Internalizing the Tools of Your Trade That are Timeless to Boot

I'm a firm believer in learning the timeless tools of your trade, rather than relying on high-dependency power-tools. My journey through coding languages has led me to appreciate the advantages of Python, which is now the lingua franca of tech. I've also come to understand the importance of learning to code in a text editor, like Vim, that is not subject to the whims of its creator. Empower yourself by internalizing the tools of your trade that are timeless to boot.

I Internalized the Tools of My Trade - and They're Timeless!

By Michael Levin

Tuesday, September 5, 2023

What are you capable of doing and what have you done lately? This is an expression I heard ages ago and it has always stuck with me. At those times when I had to learn how to do a thing and there were 2 routes: one with high-dependency power-tools (but the job gets done faster) versus the do-it-the-hard-way which takes longer but you come away with a deeper understanding and fewer dependencies, I usually did things the harder way. The material rewards have been much lower, but the spiritual ones have been through the roof. I feel better about myself because those dependencies are me.
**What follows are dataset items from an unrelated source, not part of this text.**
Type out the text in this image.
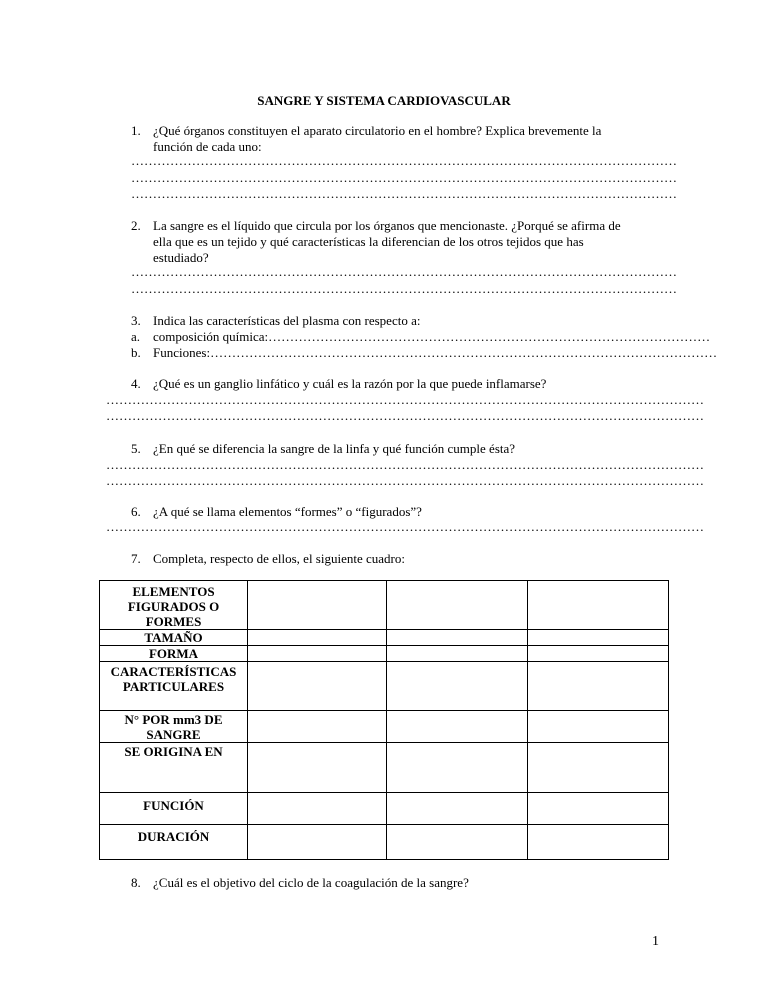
SANGRE Y SISTEMA CARDIOVASCULAR
1. ¿Qué órganos constituyen el aparato circulatorio en el hombre? Explica brevemente la
función de cada uno:
………………………………………………………………………………………………………………
………………………………………………………………………………………………………………
………………………………………………………………………………………………………………
2. La sangre es el líquido que circula por los órganos que mencionaste. ¿Porqué se afirma de
ella que es un tejido y qué características la diferencian de los otros tejidos que has
estudiado?
………………………………………………………………………………………………………………
………………………………………………………………………………………………………………
3. Indica las características del plasma con respecto a:
a. composición química:…………………………………………………………………………………………
b. Funciones:………………………………………………………………………………………………………
4. ¿Qué es un ganglio linfático y cuál es la razón por la que puede inflamarse?
…………………………………………………………………………………………………………………………
…………………………………………………………………………………………………………………………
5. ¿En qué se diferencia la sangre de la linfa y qué función cumple ésta?
…………………………………………………………………………………………………………………………
…………………………………………………………………………………………………………………………
6. ¿A qué se llama elementos “formes” o “figurados”?
…………………………………………………………………………………………………………………………
7. Completa, respecto de ellos, el siguiente cuadro:
ELEMENTOS FIGURADOS O FORMES			
TAMAÑO			
FORMA			
CARACTERÍSTICAS PARTICULARES			
N° POR mm3 DE SANGRE			
SE ORIGINA EN			
FUNCIÓN			
DURACIÓN			
8. ¿Cuál es el objetivo del ciclo de la coagulación de la sangre?
1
Let’s talk about pre-proprietary baseline abilities. Sure, you’re always going to take up and use power-tools in whatever field or interest you get into. Who doesn’t like shortcuts and cheats to appear to know more and do better than what you’re capable of with your very own hands? In the world of coding, VSCode plays that role today. It’s from Microsoft. It’s a “web app” built on components from the free and open source version of Google Chrome, which in turn were built from Apple’s own free and open source Webkit browser rendering engine. So that’s 3 levels of big-tech dependency right there… just to edit text.

Few things in the world of tech right no are quite as perfectly symbolic of heavyweight dependency as VSCode. Sure, we all stand on the shoulders of giants for our tools and to get our work done. Almost none of us burn our computers from sand anymore, but subtlety and nuance matter. On exactly which giants shoulders do you stand and what are their motivations? To necessarily have a full web stack in the picture to edit text, and to further develop dependencies on live online services that are subject to change or going away at any time turns a mere rent-to-own dependency dynamic into feeding at the teats. What are you going to do if the mother’s milk of AI-driven autocompletion or some other aspect of the product gets cut off or suddenly very expensive?
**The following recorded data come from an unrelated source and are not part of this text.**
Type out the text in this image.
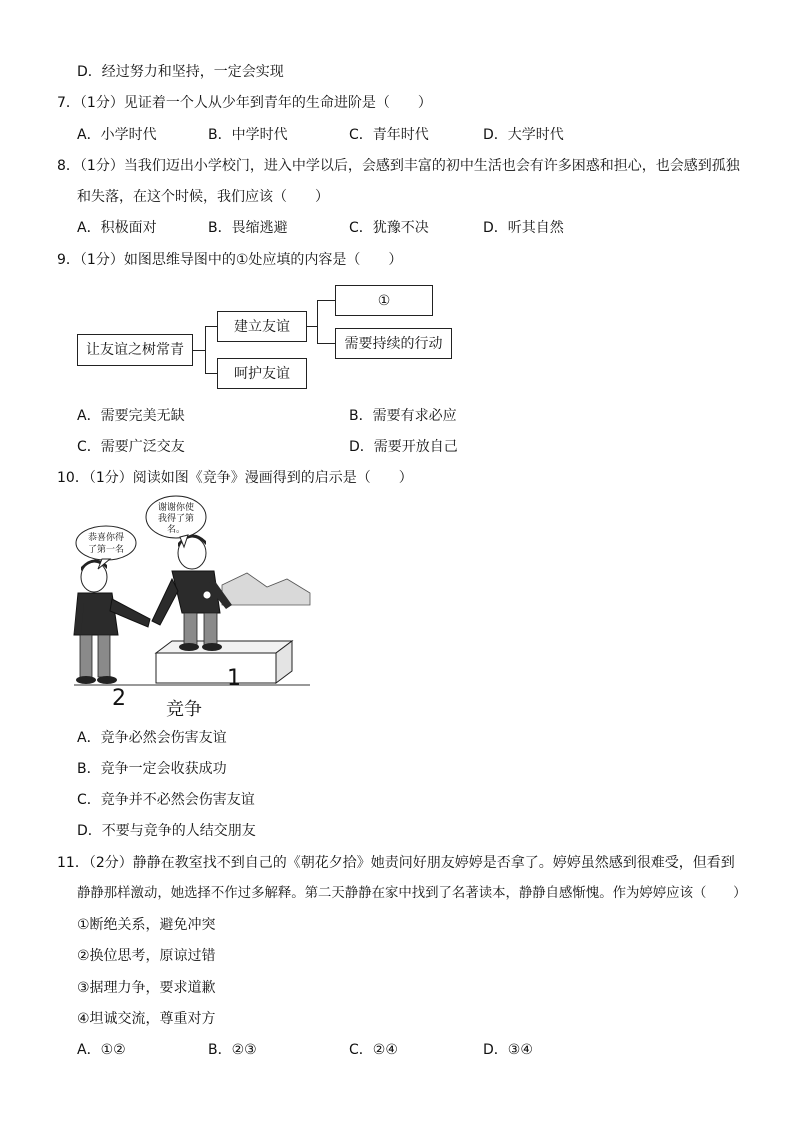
D．经过努力和坚持，一定会实现
7．（1分）见证着一个人从少年到青年的生命进阶是（　　）
A．小学时代	B．中学时代	C．青年时代	D．大学时代
8．（1分）当我们迈出小学校门，进入中学以后，会感到丰富的初中生活也会有许多困惑和担心，也会感到孤独
和失落，在这个时候，我们应该（　　）
A．积极面对	B．畏缩逃避	C．犹豫不决	D．听其自然
9．（1分）如图思维导图中的①处应填的内容是（　　）
让友谊之树常青
建立友谊
呵护友谊
①
需要持续的行动
A．需要完美无缺	B．需要有求必应
C．需要广泛交友	D．需要开放自己
10．（1分）阅读如图《竞争》漫画得到的启示是（　　）
恭喜你得
了第一名
谢谢你使
我得了第
名。
1
2 竞争
A．竞争必然会伤害友谊
B．竞争一定会收获成功
C．竞争并不必然会伤害友谊
D．不要与竞争的人结交朋友
11．（2分）静静在教室找不到自己的《朝花夕拾》她责问好朋友婷婷是否拿了。婷婷虽然感到很难受，但看到
静静那样激动，她选择不作过多解释。第二天静静在家中找到了名著读本，静静自感惭愧。作为婷婷应该（　　）
①断绝关系，避免冲突
②换位思考，原谅过错
③据理力争，要求道歉
④坦诚交流，尊重对方
A．①②	B．②③	C．②④	D．③④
The answer is you double-down on that dependency. You defend the vendor for their shenanigans and if it becomes too expensive, you hope that your employer pays for it for you. You are dependent on the feed and will do whatever it takes to keep getting the fix, and thereby not lose abilities you only have through “external” means. Vendor-provided abilities.
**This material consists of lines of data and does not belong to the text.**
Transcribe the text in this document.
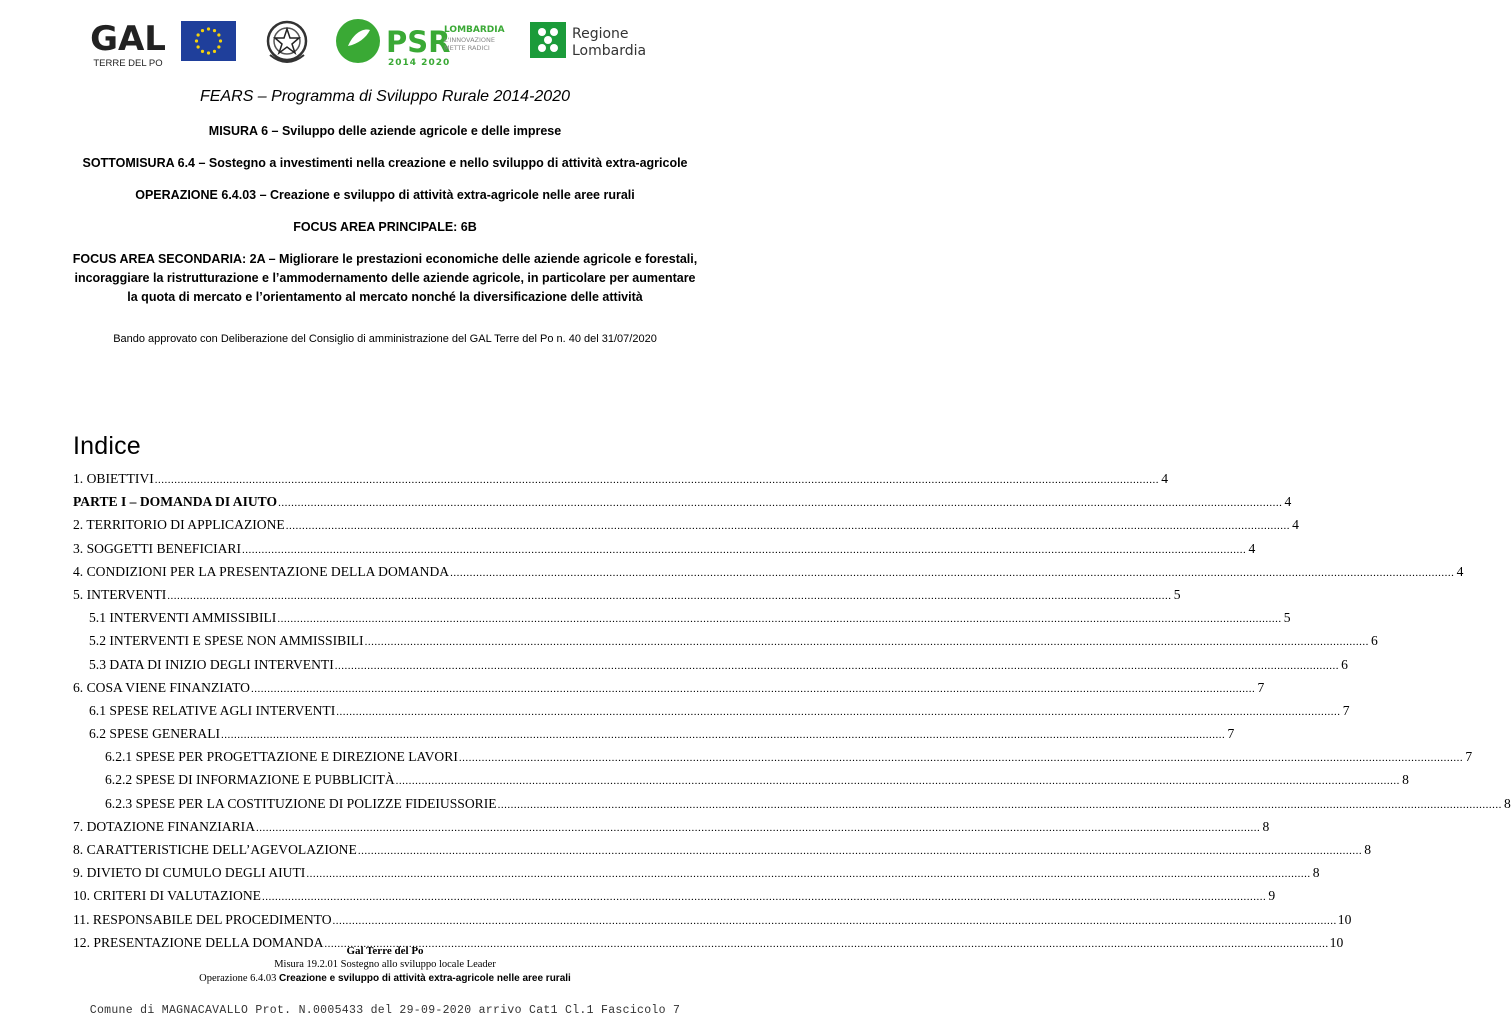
GAL
TERRE DEL PO
PSR
LOMBARDIA
L'INNOVAZIONE
METTE RADICI
2014 2020
Regione
Lombardia

FEARS – Programma di Sviluppo Rurale 2014-2020

MISURA 6 – Sviluppo delle aziende agricole e delle imprese

SOTTOMISURA 6.4 – Sostegno a investimenti nella creazione e nello sviluppo di attività extra-agricole

OPERAZIONE 6.4.03 – Creazione e sviluppo di attività extra-agricole nelle aree rurali

FOCUS AREA PRINCIPALE: 6B

FOCUS AREA SECONDARIA: 2A – Migliorare le prestazioni economiche delle aziende agricole e forestali, incoraggiare la ristrutturazione e l’ammodernamento delle aziende agricole, in particolare per aumentare la quota di mercato e l’orientamento al mercato nonché la diversificazione delle attività

Bando approvato con Deliberazione del Consiglio di amministrazione del GAL Terre del Po n. 40 del 31/07/2020

Indice
1. OBIETTIVI .....	4
PARTE I – DOMANDA DI AIUTO .....	4
2. TERRITORIO DI APPLICAZIONE .....	4
3. SOGGETTI BENEFICIARI .....	4
4. CONDIZIONI PER LA PRESENTAZIONE DELLA DOMANDA .....	4
5. INTERVENTI .....	5
5.1 INTERVENTI AMMISSIBILI .....	5
5.2 INTERVENTI E SPESE NON AMMISSIBILI .....	6
5.3 DATA DI INIZIO DEGLI INTERVENTI .....	6
6. COSA VIENE FINANZIATO .....	7
6.1 SPESE RELATIVE AGLI INTERVENTI .....	7
6.2 SPESE GENERALI .....	7
6.2.1 SPESE PER PROGETTAZIONE E DIREZIONE LAVORI .....	7
6.2.2 SPESE DI INFORMAZIONE E PUBBLICITÀ .....	8
6.2.3 SPESE PER LA COSTITUZIONE DI POLIZZE FIDEIUSSORIE .....	8
7. DOTAZIONE FINANZIARIA .....	8
8. CARATTERISTICHE DELL’AGEVOLAZIONE .....	8
9. DIVIETO DI CUMULO DEGLI AIUTI .....	8
10. CRITERI DI VALUTAZIONE .....	9
11. RESPONSABILE DEL PROCEDIMENTO .....	10
12. PRESENTAZIONE DELLA DOMANDA .....	10
Gal Terre del Po
Misura 19.2.01 Sostegno allo sviluppo locale Leader
Operazione 6.4.03 Creazione e sviluppo di attività extra-agricole nelle aree rurali
Comune di MAGNACAVALLO Prot. N.0005433 del 29-09-2020 arrivo Cat1 Cl.1 Fascicolo 7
Shortcuts are nice. Power-tools and magic wands have their place. Produce great work fast. No doubt, output is output. But that is the trap. Dependency is a tricky thing. The concept of “slippery slope” and “the domino effect” are often dismissed as fallacies, and they often are. Except when they’re not. There’s a certain depth-of-hole dependency-wise you can dig yourself into that you can’t so easily escape.

Once when you realize you’re in that deeply-dug proprietary hole, the prospect of learning (internalizing) the free and open source tools (FOSS) that would let you dig yourself out seems excessively challenging and demoralizing. So the sooner you take up those FOSS alternatives as your old-school toolbox, the better. There are other giants upon whose shoulders you can stand. And because power-tools are so easy to take up later, it’s never all-or-nothing. It’s just that the order of operations matters. Old-school first. Power-tools second. Stand on the shoulders of whichever giants you want. Simple as that.

It’s worth pointing out that the equivalent of VSCode in our everyday lives is our phones and mobile platforms in general. These mobile platforms don’t make available the old-school tools so easily because of their deeply “consumer” orientation and how most software gets loaded through tightly vendor-controlled App Stores.. While this was appropriate and necessary back in the day to keep the viruses and trojans that plagued desktops back in those days at bay, it has also shaped the mobile platforms into anti-agency agents. Free and open source software is agency and proprietary is anti-agency. And by that I mean free-will and your ability to think for yourself without undue influence.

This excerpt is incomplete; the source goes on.